In this article for Sports Illustrated, Michael Rosenberg read my mind:
Sha’Carri Richardson owned her mistake, which is good. She used marijuana, which is against World Anti-Doping Agency regulations, and now she will miss her chance to win the 100-meter dash at the Tokyo Olympics. There is no way around this. The rules are the rules.
Also, the rules are stupid.
If pot made a person run faster, Woody Harrelson would be Usain Bolt. There is no reason for marijuana to be on a banned-substance list. Drug testing in sports is complicated, but the principle behind it is pretty simple: It should be designed to keep athletes from using performance-enhancing drugs. That’s it. Marijuana is not performance-enhancing.
Dr. Scott Hadland, the incoming head of adolescent medicine at MassGeneral Hospital for Children and Harvard Medical School, shared a similar sentiment here in this opinion piece at USA Today.
Cannabis doesn’t help performance
Unlike the other prohibited substances like anabolic steroids and stimulants, cannabis is not performance-enhancing. In fact, cannabis use can cause deficits in coordination in the short-term that arguably could worsen performance.
Dr.
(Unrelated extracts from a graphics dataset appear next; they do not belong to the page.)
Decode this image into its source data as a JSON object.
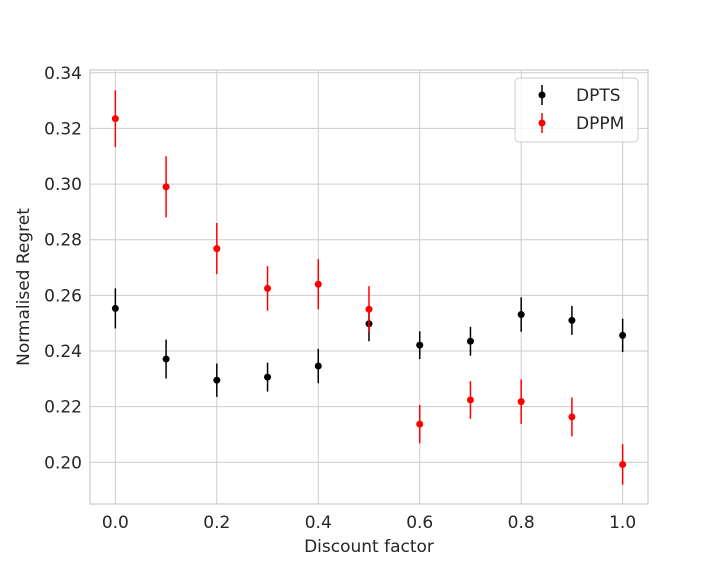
{
  "chart_data": {
    "type": "scatter",
    "title": "",
    "xlabel": "Discount factor",
    "ylabel": "Normalised Regret",
    "xlim": [
      -0.05,
      1.05
    ],
    "ylim": [
      0.185,
      0.341
    ],
    "xticks": [
      0.0,
      0.2,
      0.4,
      0.6,
      0.8,
      1.0
    ],
    "xtick_labels": [
      "0.0",
      "0.2",
      "0.4",
      "0.6",
      "0.8",
      "1.0"
    ],
    "yticks": [
      0.2,
      0.22,
      0.24,
      0.26,
      0.28,
      0.3,
      0.32,
      0.34
    ],
    "ytick_labels": [
      "0.20",
      "0.22",
      "0.24",
      "0.26",
      "0.28",
      "0.30",
      "0.32",
      "0.34"
    ],
    "grid": true,
    "legend_position": "top-right",
    "error_bars": true,
    "series": [
      {
        "name": "DPTS",
        "color": "#000000",
        "x": [
          0.0,
          0.1,
          0.2,
          0.3,
          0.4,
          0.5,
          0.6,
          0.7,
          0.8,
          0.9,
          1.0
        ],
        "y": [
          0.2553,
          0.2371,
          0.2295,
          0.2306,
          0.2346,
          0.2498,
          0.2421,
          0.2435,
          0.2531,
          0.251,
          0.2456
        ],
        "err": [
          0.0072,
          0.007,
          0.006,
          0.0052,
          0.0062,
          0.0063,
          0.005,
          0.0052,
          0.0062,
          0.0052,
          0.006
        ]
      },
      {
        "name": "DPPM",
        "color": "#ff0000",
        "x": [
          0.0,
          0.1,
          0.2,
          0.3,
          0.4,
          0.5,
          0.6,
          0.7,
          0.8,
          0.9,
          1.0
        ],
        "y": [
          0.3235,
          0.299,
          0.2768,
          0.2625,
          0.264,
          0.255,
          0.2137,
          0.2224,
          0.2218,
          0.2163,
          0.1992
        ],
        "err": [
          0.0102,
          0.011,
          0.0092,
          0.008,
          0.009,
          0.0083,
          0.0069,
          0.0068,
          0.008,
          0.007,
          0.0073
        ]
      }
    ]
  }
}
Hadland also stressed that recreational marijuana use is little different than consuming an alcoholic beverage:
It seems unlikely, however, that cannabis use violates the spirit of sport, which the World Anti-Doping Agency defines as “the ethical pursuit of human excellence through the dedicated perfection of each athlete’s natural talents.” Use of a substance that causes little to no harm when used recreationally, infrequently, and safely in an adult’s private life does not, in my opinion, satisfy this criterion. At a minimum, we can argue that cannabis no more meets the Agency’s criteria than another substance that is conspicuously not prohibited: alcohol.
Recreational marijuana use is little different than having a beer or glass of wine. As a matter of law, this equivalence is a growing trend. Recreational marijuana is legal in 19 states, Washington, D.C., and Guam. And that number will only go up. Some states like Nevada and New Jersey have effectively banned employers from testing for marijuana as a condition of employment.
Your business probably doesn’t care if someone had a few drinks over the weekend. So, even in states where marijuana remains illegal, what harm does an employer face if an employee uses marijuana off-the-clock but reports to work unimpaired?
For these reasons, I generally discourage employers who are not subject to federal or state drug testing requirements to require marijuana tests when hiring unless there’s a legitimate business reason to do so. It’s one less expense and one less onboarding task to perform.
Does this make me somehow enlightened or progressive? Maybe 20 years ago, it would.
Today, I’m confident that I’m merely part of the majority who believe that testing for marijuana as a condition of initial or continued employment doesn’t make much sense.